This week I was talking to a guy who had been the CEO of a previous startup; we talked about the ideas I wrote about last week, and he made a couple of additional observations that I thought worth sharing.
When he was CEO, he realized that the number of problems he was going to have to solve were endless. As a result, he decided to tell himself that he needed to “Live with the Pain”. That some problems were simply not worth solving (from a time perspective), even though they caused pain. His team would ask him when a particular problem was going to be fixed and he would respond that it probably never would be solved. As I wrote a couple of years ago, we have a limited amount of focus that we can apply to the various problems that we face and sometimes rather than spending the time to fix a problem, we have to learn to live with the pain of it being unresolved. One way to do this, is not to pay the whole cost emotionally today.

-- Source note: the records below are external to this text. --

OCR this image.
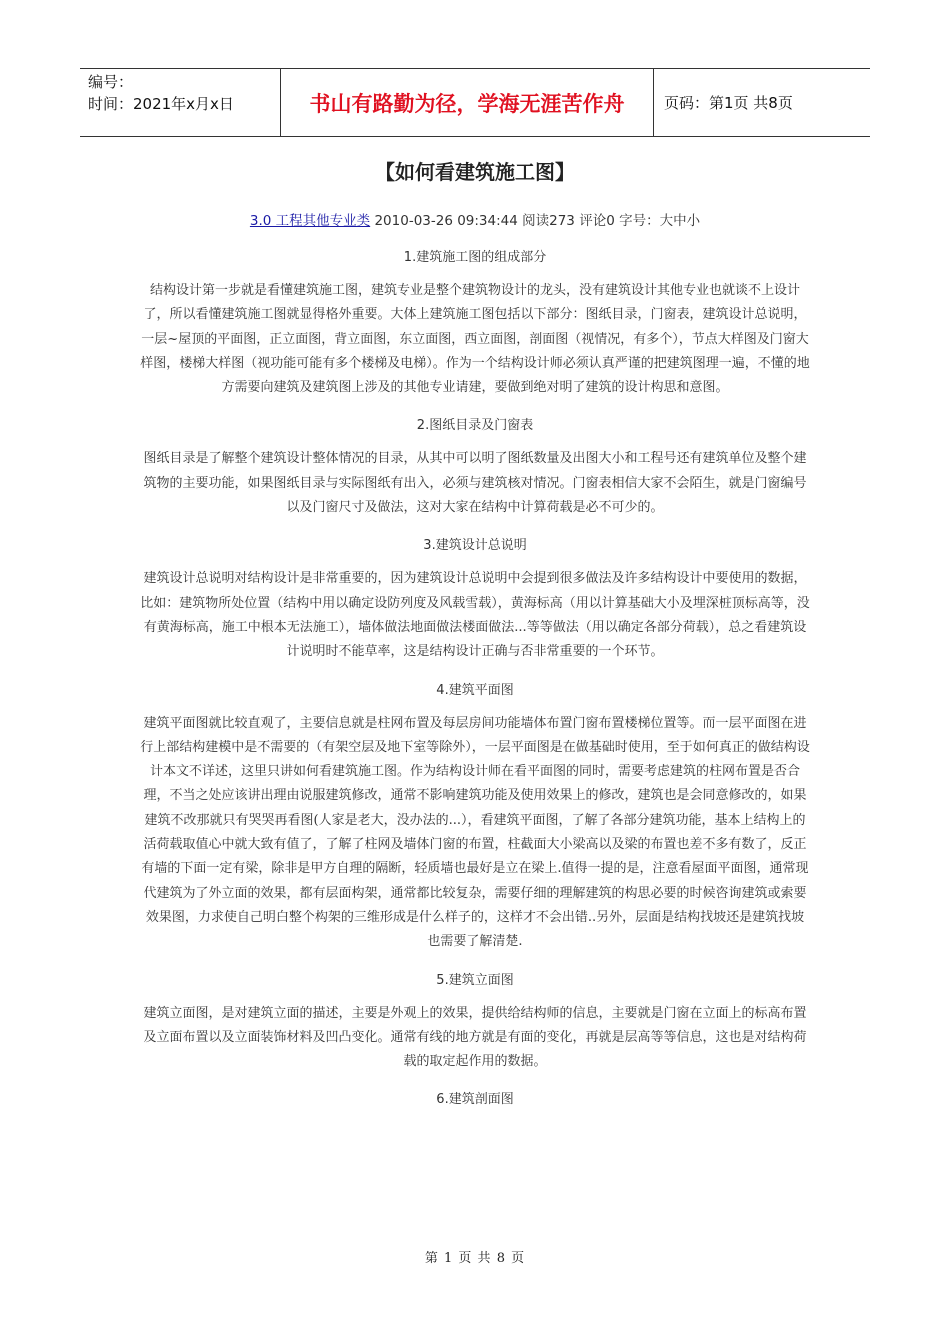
编号：
时间：2021年x月x日	书山有路勤为径，学海无涯苦作舟	页码：第1页 共8页
【如何看建筑施工图】
3.0 工程其他专业类 2010-03-26 09:34:44 阅读273 评论0 字号：大中小
1.建筑施工图的组成部分

结构设计第一步就是看懂建筑施工图，建筑专业是整个建筑物设计的龙头，没有建筑设计其他专业也就谈不上设计了，所以看懂建筑施工图就显得格外重要。大体上建筑施工图包括以下部分：图纸目录，门窗表，建筑设计总说明，一层~屋顶的平面图，正立面图，背立面图，东立面图，西立面图，剖面图（视情况，有多个），节点大样图及门窗大样图，楼梯大样图（视功能可能有多个楼梯及电梯）。作为一个结构设计师必须认真严谨的把建筑图理一遍，不懂的地方需要向建筑及建筑图上涉及的其他专业请建，要做到绝对明了建筑的设计构思和意图。

2.图纸目录及门窗表

图纸目录是了解整个建筑设计整体情况的目录，从其中可以明了图纸数量及出图大小和工程号还有建筑单位及整个建筑物的主要功能，如果图纸目录与实际图纸有出入，必须与建筑核对情况。门窗表相信大家不会陌生，就是门窗编号以及门窗尺寸及做法，这对大家在结构中计算荷载是必不可少的。

3.建筑设计总说明

建筑设计总说明对结构设计是非常重要的，因为建筑设计总说明中会提到很多做法及许多结构设计中要使用的数据，比如：建筑物所处位置（结构中用以确定设防列度及风载雪载），黄海标高（用以计算基础大小及埋深桩顶标高等，没有黄海标高，施工中根本无法施工），墙体做法地面做法楼面做法...等等做法（用以确定各部分荷载），总之看建筑设计说明时不能草率，这是结构设计正确与否非常重要的一个环节。

4.建筑平面图

建筑平面图就比较直观了，主要信息就是柱网布置及每层房间功能墙体布置门窗布置楼梯位置等。而一层平面图在进行上部结构建模中是不需要的（有架空层及地下室等除外），一层平面图是在做基础时使用，至于如何真正的做结构设计本文不详述，这里只讲如何看建筑施工图。作为结构设计师在看平面图的同时，需要考虑建筑的柱网布置是否合理，不当之处应该讲出理由说服建筑修改，通常不影响建筑功能及使用效果上的修改，建筑也是会同意修改的，如果建筑不改那就只有哭哭再看图(人家是老大，没办法的...），看建筑平面图，了解了各部分建筑功能，基本上结构上的活荷载取值心中就大致有值了，了解了柱网及墙体门窗的布置，柱截面大小梁高以及梁的布置也差不多有数了，反正有墙的下面一定有梁，除非是甲方自理的隔断，轻质墙也最好是立在梁上.值得一提的是，注意看屋面平面图，通常现代建筑为了外立面的效果，都有层面构架，通常都比较复杂，需要仔细的理解建筑的构思必要的时候咨询建筑或索要效果图，力求使自己明白整个构架的三维形成是什么样子的，这样才不会出错..另外，层面是结构找坡还是建筑找坡也需要了解清楚.

5.建筑立面图

建筑立面图，是对建筑立面的描述，主要是外观上的效果，提供给结构师的信息，主要就是门窗在立面上的标高布置及立面布置以及立面装饰材料及凹凸变化。通常有线的地方就是有面的变化，再就是层高等等信息，这也是对结构荷载的取定起作用的数据。

6.建筑剖面图
第 1 页 共 8 页
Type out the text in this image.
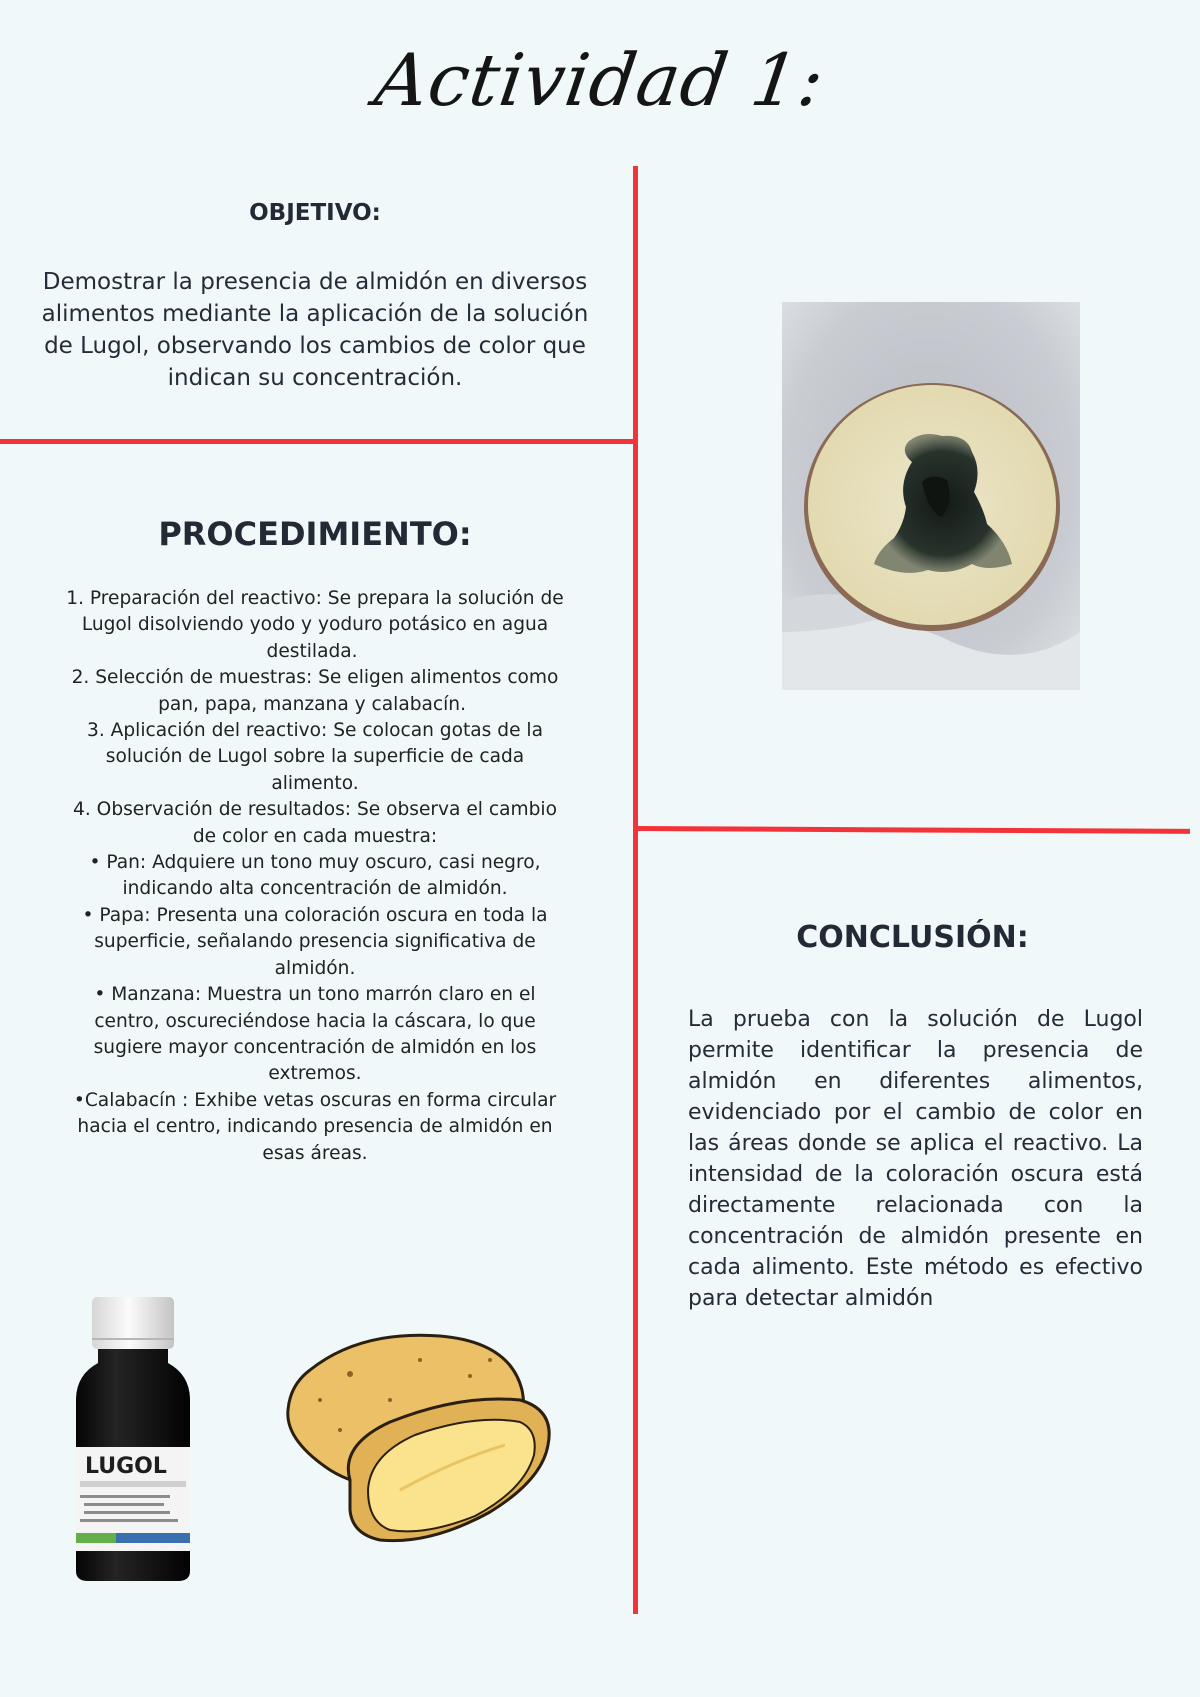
Actividad 1:
OBJETIVO:

Demostrar la presencia de almidón en diversos alimentos mediante la aplicación de la solución de Lugol, observando los cambios de color que indican su concentración.

PROCEDIMIENTO:
1. Preparación del reactivo: Se prepara la solución de Lugol disolviendo yodo y yoduro potásico en agua destilada. ￼
2. Selección de muestras: Se eligen alimentos como pan, papa, manzana y calabacín. ￼
3. Aplicación del reactivo: Se colocan gotas de la solución de Lugol sobre la superficie de cada alimento.
4. Observación de resultados: Se observa el cambio de color en cada muestra:
• Pan: Adquiere un tono muy oscuro, casi negro, indicando alta concentración de almidón.
• Papa: Presenta una coloración oscura en toda la superficie, señalando presencia significativa de almidón.
• Manzana: Muestra un tono marrón claro en el centro, oscureciéndose hacia la cáscara, lo que sugiere mayor concentración de almidón en los extremos.
•Calabacín : Exhibe vetas oscuras en forma circular hacia el centro, indicando presencia de almidón en esas áreas.
LUGOL
CONCLUSIÓN:

La prueba con la solución de Lugol permite identificar la presencia de almidón en diferentes alimentos, evidenciado por el cambio de color en las áreas donde se aplica el reactivo. La intensidad de la coloración oscura está directamente relacionada con la concentración de almidón presente en cada alimento. Este método es efectivo para detectar almidón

Another principle that he added was that sometimes he would address problems by “timeboxing” them. By this he meant that he would set a specific amount of time that he would work on a problem and as far as he got during that period of time, that was all the time he was going to spend on it. I liked this idea because it keeps you looking for the low hanging fruit that pays off big with little effort. It also keeps the solution space bounded so that you know you need to get to a certain steady state by the time you are finished.
Both are good ways to balance the myriad of problems that leaders face in any entrepreneurial activity.